Reflecting on my journey from Wall Street to Mumbai, several key lessons stand out:

  1. Resilience and Adaptability: The ability to adapt to changing market conditions and remain resilient in the face of high volatility is the single biggest requirement for long-term success in the money management business.

    My team and I have been able to navigate several challenging episodes such as the Taper Tantrum, Demonetisation, two trade wars, an NBFC crisis, COVID, the Russia-Ukraine war and many others to deliver very strong, through-the-cycle returns. The risks I take are intentional and my patience long.

    There were many times when the markets dealt what seemed like a crushing blow, but we invariably bounced back stronger. Moreover, tough times improved our risk management and prepared the Fund for the next challenge.
  1. Fundamental Analysis Matters: Our success is rooted in rigorous fundamental analysis, something I learnt many years ago on Wall Street. Obsessing about the intrinsic value of companies, has been key to our success. My conviction in fundamental investing has only grown stronger over the last 12 years.

  2. Innovation and Technology: Leveraging technology and innovative strategies to enhance Matsya’s returns has been a recent focus for me. It’s the one thing I wish we had paid attention to much earlier in our journey at Matsya. I’m excited to demonstrate how we can enhance returns by combining our investment philosophy and technology.

Looking Ahead: The Future of Matsya Capital

As I look to the future, my mission remains clear—to continue delivering exceptional returns and to establish Matsya Capital as a leading name in the world of hedge funds in India.
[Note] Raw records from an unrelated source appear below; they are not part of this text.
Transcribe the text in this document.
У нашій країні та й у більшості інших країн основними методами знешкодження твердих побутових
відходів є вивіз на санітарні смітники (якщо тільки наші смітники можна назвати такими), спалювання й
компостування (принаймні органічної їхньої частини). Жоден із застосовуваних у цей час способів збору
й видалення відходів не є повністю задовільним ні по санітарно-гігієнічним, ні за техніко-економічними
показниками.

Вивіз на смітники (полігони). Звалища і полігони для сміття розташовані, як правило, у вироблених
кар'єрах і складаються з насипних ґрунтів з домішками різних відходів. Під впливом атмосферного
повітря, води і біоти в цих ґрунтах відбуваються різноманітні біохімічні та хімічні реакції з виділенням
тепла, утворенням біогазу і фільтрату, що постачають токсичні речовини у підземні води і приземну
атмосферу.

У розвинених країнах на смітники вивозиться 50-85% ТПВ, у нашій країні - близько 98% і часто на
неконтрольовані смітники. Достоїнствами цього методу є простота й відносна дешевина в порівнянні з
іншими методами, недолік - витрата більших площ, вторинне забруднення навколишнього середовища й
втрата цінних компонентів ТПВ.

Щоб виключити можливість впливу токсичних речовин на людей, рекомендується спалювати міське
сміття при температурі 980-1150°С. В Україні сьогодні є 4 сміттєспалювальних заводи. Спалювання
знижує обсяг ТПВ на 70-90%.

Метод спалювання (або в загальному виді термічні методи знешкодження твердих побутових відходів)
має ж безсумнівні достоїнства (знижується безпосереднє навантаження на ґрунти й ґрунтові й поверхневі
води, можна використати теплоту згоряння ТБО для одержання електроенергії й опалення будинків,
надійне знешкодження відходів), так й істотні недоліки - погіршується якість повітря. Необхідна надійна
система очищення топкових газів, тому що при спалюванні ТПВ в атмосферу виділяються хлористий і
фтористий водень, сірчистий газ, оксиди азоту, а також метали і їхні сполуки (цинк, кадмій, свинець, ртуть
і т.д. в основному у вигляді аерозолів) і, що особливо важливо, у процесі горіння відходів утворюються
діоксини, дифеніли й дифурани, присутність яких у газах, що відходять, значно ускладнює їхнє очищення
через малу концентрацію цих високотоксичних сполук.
With my team’s support, I am committed to pushing the boundaries of what is possible and to setting new standards of excellence in the industry.

Disclaimer: *Note on Matsya Capital’s performance calculations: Matsya Capital’s returns have been calculated internally from inception in August 2013 to June 2025, using daily Net Asset Values provided by Fund Accounting Services at Kotak Mahindra Bank / Nuvama Asset Services. The corpus of Matsya Capital is entirely in INR. However, USD calculations have been provided for ease of comparison. USD calculations are illustrative, internally arrived at and hence meant to be approximate. After-fees calculations are illustrative, internally arrived at and hence meant to be approximate. They assume a management fee @1.5% p.a., charged monthly, and an incentive allocation @15% of gross profits, charged annually. They also assume 0% taxes. Matsya Capital / Matsya Trust is an entirely proprietary Fund and is not registered with the Securities and Exchange Bureau of India, or any other regulatory body.